Saturday will be the long awaited return of Richard Sherman on the field in a live game situation. While the San Francisco 49ers cornerback did not say how may reps he will be taking on Saturday in Indianapolis facing the Colts, he did say that both his hamstring and Achilles are fine, and that he could have played last week in Houston. He paused, grimaced and laughed when he added that Kyle Shanahan and the coaching staff held him back.
Sherman said that his hamstring injury happened when he took a weird step on an angle and that it was about 80 percent when he was held out of practice.
Sherman has done a lot for the young team adding a veteran voice not only in the defensive backs room, but to the entire team as well. Shanahan used him as a teaching moment when his first rep back in practice against Marquise Goodwin went viral on social media. Shanahan explained that it is admirable when you’re not afraid to fail. Sherman spoke about that specifically and what he had to say is applicable for all of us.

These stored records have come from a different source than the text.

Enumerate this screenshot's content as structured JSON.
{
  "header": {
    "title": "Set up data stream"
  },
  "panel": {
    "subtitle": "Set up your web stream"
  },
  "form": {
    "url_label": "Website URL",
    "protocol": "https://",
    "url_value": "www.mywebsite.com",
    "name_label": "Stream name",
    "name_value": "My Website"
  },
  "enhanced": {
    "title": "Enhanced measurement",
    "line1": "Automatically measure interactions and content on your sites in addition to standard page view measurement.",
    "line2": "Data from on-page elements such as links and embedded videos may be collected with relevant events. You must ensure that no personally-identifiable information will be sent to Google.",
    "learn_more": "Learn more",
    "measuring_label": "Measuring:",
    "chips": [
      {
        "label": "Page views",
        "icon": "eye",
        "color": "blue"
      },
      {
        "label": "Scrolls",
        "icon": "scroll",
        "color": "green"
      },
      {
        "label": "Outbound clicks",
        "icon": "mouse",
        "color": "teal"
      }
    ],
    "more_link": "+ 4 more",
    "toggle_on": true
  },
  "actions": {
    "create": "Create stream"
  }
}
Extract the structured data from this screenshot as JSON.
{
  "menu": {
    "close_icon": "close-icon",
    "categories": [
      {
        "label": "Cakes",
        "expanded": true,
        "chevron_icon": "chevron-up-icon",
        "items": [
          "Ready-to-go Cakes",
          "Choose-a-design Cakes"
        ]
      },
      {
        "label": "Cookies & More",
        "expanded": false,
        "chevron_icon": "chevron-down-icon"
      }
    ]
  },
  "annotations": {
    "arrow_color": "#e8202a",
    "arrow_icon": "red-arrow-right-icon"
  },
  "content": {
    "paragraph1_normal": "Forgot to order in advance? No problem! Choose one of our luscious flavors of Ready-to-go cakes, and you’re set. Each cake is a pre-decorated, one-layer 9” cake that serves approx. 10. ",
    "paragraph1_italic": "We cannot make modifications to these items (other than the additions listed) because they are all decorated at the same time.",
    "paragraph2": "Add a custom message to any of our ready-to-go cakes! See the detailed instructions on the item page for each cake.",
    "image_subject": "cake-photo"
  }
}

I’ve been beat a TON in practice. I’ve been beat probably a thousand times in practice, but the amount of times I’ve been beat on a Sunday, with the lights on is very limited, because in practice you work on your craft. You try and figure out what you’re going to do. That’s like you guys putting out an article that’s a rough draft and putting it out for everyone to see. It’s like ‘Hey this is a rough draft. Yes, it has some typos, some mistakes, some notes and stuff that doesn’t look right. The wording is off, no commas, no periods, yada, yada, yada...but this is a rough draft. I’m sorry that you saw it before I put out the final product.” What you see on Sunday is the final product so I think people get kind of lost in that.
Sherman explained that people can get lost in practice reps. Sometimes players are working on technical things, new methods. That’s how they find what works for them and what doesn't. Then on Sunday they use their best stuff. That rep was him getting back on the field after eight months off. Sherman said you can take any player who hasn't played in that amount of time and see their first rep back against an opponent and it won’t look like what it did eight months prior, but in a few weeks it will start looking like what it did before the time off.
He closed his media session with a great thought on criticism:
That’s what small minds do. They find things to criticize. They are like ‘Oh, man! Look, somebody else is not doing great.’ But people that are successful and that are dominant, and great at things they do, you take failure with a grain of salt every time. Cool, I lost that rep, I learned from the rep, and I got better and I moved on. The next rep, you learn from it, you get better and move on. If you let people’s criticism really define who you are, you’ll always be a failure.